Several years of Excess Roth IRA Contributions

Hello,

I’m working with a married couple who have both made an excess Roth contribution for 2016, 2017, 2018, 2019, and 2020. No existing Traditional IRAs, so will recharacterize the 2019 and 2020, then convert back to the Roth.

For the 2016, 2017, and 2018 excess contributions – is it possible to recharacterize after paying the 6% annual penalty? Or is the only option to distribute the excess contributions? If possible, I would like to recharacterize along with associated earnings, transfer the earnings to their employer plans, then convert the after-tax money to the Roth.

As always, thank you for the help!



For 2016-2018 the recharacterization deadline has passed, but if the combined excess amount is distributed before year end, because the excise tax has been incurred for those 3 years, the earnings will remain in the Roth IRA. The distribution is coming from regular contributions, so will be tax and penalty free. A Form 5329 will have to be filed for each of those years by each spouse to pay the excise taxes, which accumulate for each year. Distribution of the excess amount will end the excise taxes with 2018. The IRS may bill late interest on payment of the excise taxes.

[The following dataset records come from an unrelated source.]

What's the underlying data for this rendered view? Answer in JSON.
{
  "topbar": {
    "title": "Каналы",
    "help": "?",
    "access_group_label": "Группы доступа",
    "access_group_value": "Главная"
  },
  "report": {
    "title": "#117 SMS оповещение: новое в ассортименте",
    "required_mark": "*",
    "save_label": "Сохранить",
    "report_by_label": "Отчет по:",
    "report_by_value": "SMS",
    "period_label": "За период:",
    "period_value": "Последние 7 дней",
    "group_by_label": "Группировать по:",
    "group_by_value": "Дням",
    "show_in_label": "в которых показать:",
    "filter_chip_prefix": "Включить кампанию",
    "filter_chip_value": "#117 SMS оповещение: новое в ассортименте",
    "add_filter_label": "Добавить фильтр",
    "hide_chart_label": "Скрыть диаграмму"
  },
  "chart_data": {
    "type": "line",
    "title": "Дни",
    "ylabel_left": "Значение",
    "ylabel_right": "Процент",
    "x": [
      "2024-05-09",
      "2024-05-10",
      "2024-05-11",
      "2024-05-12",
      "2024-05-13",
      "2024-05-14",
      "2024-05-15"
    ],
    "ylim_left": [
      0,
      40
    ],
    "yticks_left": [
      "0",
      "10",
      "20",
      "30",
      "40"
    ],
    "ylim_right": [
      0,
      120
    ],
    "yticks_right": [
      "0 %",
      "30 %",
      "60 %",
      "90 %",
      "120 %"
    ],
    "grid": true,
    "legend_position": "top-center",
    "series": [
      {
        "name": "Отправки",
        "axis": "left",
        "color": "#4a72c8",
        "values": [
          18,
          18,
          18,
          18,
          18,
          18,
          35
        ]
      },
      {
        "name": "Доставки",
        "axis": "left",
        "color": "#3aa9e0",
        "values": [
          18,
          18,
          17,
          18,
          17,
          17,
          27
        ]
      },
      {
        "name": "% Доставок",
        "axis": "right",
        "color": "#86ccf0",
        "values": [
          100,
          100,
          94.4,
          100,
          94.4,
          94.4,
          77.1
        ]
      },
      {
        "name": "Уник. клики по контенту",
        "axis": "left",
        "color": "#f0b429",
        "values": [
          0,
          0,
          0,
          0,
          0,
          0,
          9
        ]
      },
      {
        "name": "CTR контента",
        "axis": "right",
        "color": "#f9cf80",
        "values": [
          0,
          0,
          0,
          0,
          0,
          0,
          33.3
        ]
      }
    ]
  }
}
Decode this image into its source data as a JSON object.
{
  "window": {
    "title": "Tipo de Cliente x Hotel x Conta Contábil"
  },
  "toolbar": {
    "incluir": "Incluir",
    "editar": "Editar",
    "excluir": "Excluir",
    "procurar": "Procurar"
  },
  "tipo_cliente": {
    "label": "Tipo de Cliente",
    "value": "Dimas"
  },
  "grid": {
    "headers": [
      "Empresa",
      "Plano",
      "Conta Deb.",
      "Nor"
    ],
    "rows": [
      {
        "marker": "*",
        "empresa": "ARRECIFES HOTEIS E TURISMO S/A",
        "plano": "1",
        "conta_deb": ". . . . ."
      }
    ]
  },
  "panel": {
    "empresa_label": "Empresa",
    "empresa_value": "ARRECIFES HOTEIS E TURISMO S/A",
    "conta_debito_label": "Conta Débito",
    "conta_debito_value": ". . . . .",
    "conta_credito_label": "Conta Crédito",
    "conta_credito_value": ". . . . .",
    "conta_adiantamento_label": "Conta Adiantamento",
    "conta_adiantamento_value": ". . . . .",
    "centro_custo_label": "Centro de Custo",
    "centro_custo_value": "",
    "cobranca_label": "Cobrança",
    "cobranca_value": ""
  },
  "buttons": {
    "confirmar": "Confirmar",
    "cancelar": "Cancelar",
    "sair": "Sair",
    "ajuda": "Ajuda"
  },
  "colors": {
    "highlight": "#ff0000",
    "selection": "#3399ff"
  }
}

  • Since the distribution of the excess contributions made for 2016, 2017 and 2018 will not have occurred until 2020, the *2019* Form 5329 will still show these excess contributions as subject to excess-contribution penalties for 2019.  The 2020 Form 5329 will show these excess contributions as being resolved by regular Roth IRA distribution, eliminating the penalty on these for 2020.
  • Although doing so might not make sense in light of recent market gains, if any amount of Roth IRA contribution for 2019 was permissible an alternative would be to obtain a return of the permissible portion of the 2019 Roth IRA contribution rather than recharacterizing it, allowing a portion of the excess contributions from 2016 through 2018 to be applied as the 2019 contribution.  This would reduce the 2019 excess-contribution penalty, but would potentially result in gains attributable to the returned 2019 contribution required to be distributed with the returned contribution being subject to income tax and early-distribution penalty.  The excess portion of the Roth IRA contribution for 2019 would still need to be recharacterized.


They have filed their 2019 return already. Will the 2016 excess contribution incur 4 years of the 6% penalty, 2017 3 years of penalty, and 2018 2 years of penalty? Would amending 2019 and reporting excess contribution penalties on 2019’s return help in any way? Thanks!



Yes, these excess contributions are subject to penalty as you indicated.  If the excess contributions were not already reported on a 2019 Form 5329 for each of the individuals and the penalty paid, 2019 Forms 5329 must be filed along with the Forms 5329 for 2016, 2017 and 2018 and the penalty associated with each must be paid.